27 March 2016
The Roots of the Tail
In a previous blog, I did some image processing on VMS folio 79v and discovered some odd-looking tails under the green paint.
It’s not unusual to find a feathered tail on images of animals that look like lions, but the critter top-right has a very strange branch-like (or root-like) appendage where one would expect a tail and the lower-left one is unusual too.
So I looked around and discovered that the Imperial Roman era had quite a tradition of embellishing tails—especially those of sea critters (including fish-legged gods). Even dolphins, which are not fish and do not have fish tails, were created with flower-like tails.
Here are some examples from Greek and Roman mosaics and frescoes. I have intensified the colors on some of the monocromatic mosaics so you can see the imagery more easily.
Dolphins or porpoises were a common theme in Roman art, but sea-goats and gods were also drawn with embellished tails.
The natural question to ask is whether Roman imagery (or its later copyists) could have influenced the VMS illustrator and, if so, where was this tradition prevalent?

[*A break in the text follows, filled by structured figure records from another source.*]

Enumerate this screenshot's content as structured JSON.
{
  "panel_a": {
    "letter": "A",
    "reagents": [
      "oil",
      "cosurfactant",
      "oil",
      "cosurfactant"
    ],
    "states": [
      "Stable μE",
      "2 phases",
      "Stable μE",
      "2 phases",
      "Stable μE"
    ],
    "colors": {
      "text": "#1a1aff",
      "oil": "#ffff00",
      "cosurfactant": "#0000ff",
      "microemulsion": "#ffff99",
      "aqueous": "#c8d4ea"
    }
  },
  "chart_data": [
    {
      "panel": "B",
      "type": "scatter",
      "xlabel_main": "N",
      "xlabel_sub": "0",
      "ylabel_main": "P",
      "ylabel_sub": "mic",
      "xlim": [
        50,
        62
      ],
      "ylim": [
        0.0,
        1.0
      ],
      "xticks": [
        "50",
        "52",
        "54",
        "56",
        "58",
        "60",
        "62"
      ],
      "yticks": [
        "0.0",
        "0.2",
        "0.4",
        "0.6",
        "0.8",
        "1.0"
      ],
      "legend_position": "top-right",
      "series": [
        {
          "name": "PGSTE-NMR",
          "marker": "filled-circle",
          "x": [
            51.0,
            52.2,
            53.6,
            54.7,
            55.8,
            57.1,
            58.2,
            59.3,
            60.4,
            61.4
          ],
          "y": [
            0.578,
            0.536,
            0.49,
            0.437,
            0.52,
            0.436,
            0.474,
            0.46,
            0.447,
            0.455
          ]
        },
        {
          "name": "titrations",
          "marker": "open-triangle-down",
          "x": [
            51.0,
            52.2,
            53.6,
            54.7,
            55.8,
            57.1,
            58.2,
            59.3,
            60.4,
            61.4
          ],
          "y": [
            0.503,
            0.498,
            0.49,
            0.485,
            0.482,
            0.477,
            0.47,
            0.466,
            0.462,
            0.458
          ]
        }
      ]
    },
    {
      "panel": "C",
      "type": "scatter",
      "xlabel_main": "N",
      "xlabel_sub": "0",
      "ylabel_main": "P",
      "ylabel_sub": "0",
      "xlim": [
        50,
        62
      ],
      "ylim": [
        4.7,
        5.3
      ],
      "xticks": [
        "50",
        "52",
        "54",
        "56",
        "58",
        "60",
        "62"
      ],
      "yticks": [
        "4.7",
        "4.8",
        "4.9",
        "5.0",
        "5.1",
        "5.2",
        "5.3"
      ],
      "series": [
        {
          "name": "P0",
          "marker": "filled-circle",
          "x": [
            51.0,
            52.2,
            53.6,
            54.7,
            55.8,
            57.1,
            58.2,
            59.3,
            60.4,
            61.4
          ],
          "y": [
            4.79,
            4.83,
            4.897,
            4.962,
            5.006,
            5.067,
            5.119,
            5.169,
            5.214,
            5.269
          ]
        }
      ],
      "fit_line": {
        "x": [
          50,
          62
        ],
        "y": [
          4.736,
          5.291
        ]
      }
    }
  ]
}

The answer isn’t helpful—the fancy tails are everywhere. Roman flower-tails have been found in every corner of the realm from Rome to Turkey and Tunis to England.
The tradition appears to have inspired manuscript artists in later years, as parchment became more widely available. Embellished tails can be found in marginalia in many manuscripts and not just on sea-critters, the idea expanded to include many forms of mythical beasts, gods, and hybrids. These are just two examples from Ms Trinity B-11-22:
Are There More Telling Tails?
Given the popularity of fancy tails in medieval manuscripts, it’s possible those strange painted-over tails in the VMS were intended as traditional embellishments that didn’t quite work and were covered up by the original illustrator, or maybe they were painted over by someone else. It’s hard to tell, but at least it appears they may not be as unusual as I originally thought.
The flower-tail critters may also give us additional insight into the strange animal nibbling on a leaf in folio 25v, the one that several have claimed is a mandrake plant with a dog pulling on it.
If the critter by the plant is a dragon, rather than a sheep or a dog (note that the ears are similar to the upper-right pond critter), maybe that curious appendage on its butt isn’t a badly drawn foot—maybe it’s a mini flower tail.
J.K. Petersen
© Copyright 2016 J.K. Petersen, All Rights Reserved
Addendum 2 Nov. 2019: I found something that might be directly relevant to this series of blogs about the pond critters and the strange tail-like lines under the paint on the drawing that looks like a dead sheep or fleece.
At first I thought the root-like appendage that has been painted over was a badly drawn flower-tail, but now I am not so sure. Recently I found a tail that was much more root-like—it didn’t have hair tufts or flowery vines as is common. But how can you tell from one example? It might be another badly drawn flower tail…
And then I found this…
This emblem is drawn by a fairly competent artist. The modeling of the body, the horns, and the head are good, so the way the tail is drawn is not from lack of skill. Thus, there might be another category of tail different from the usual tuft or vine styles, one that looks like a root or flames.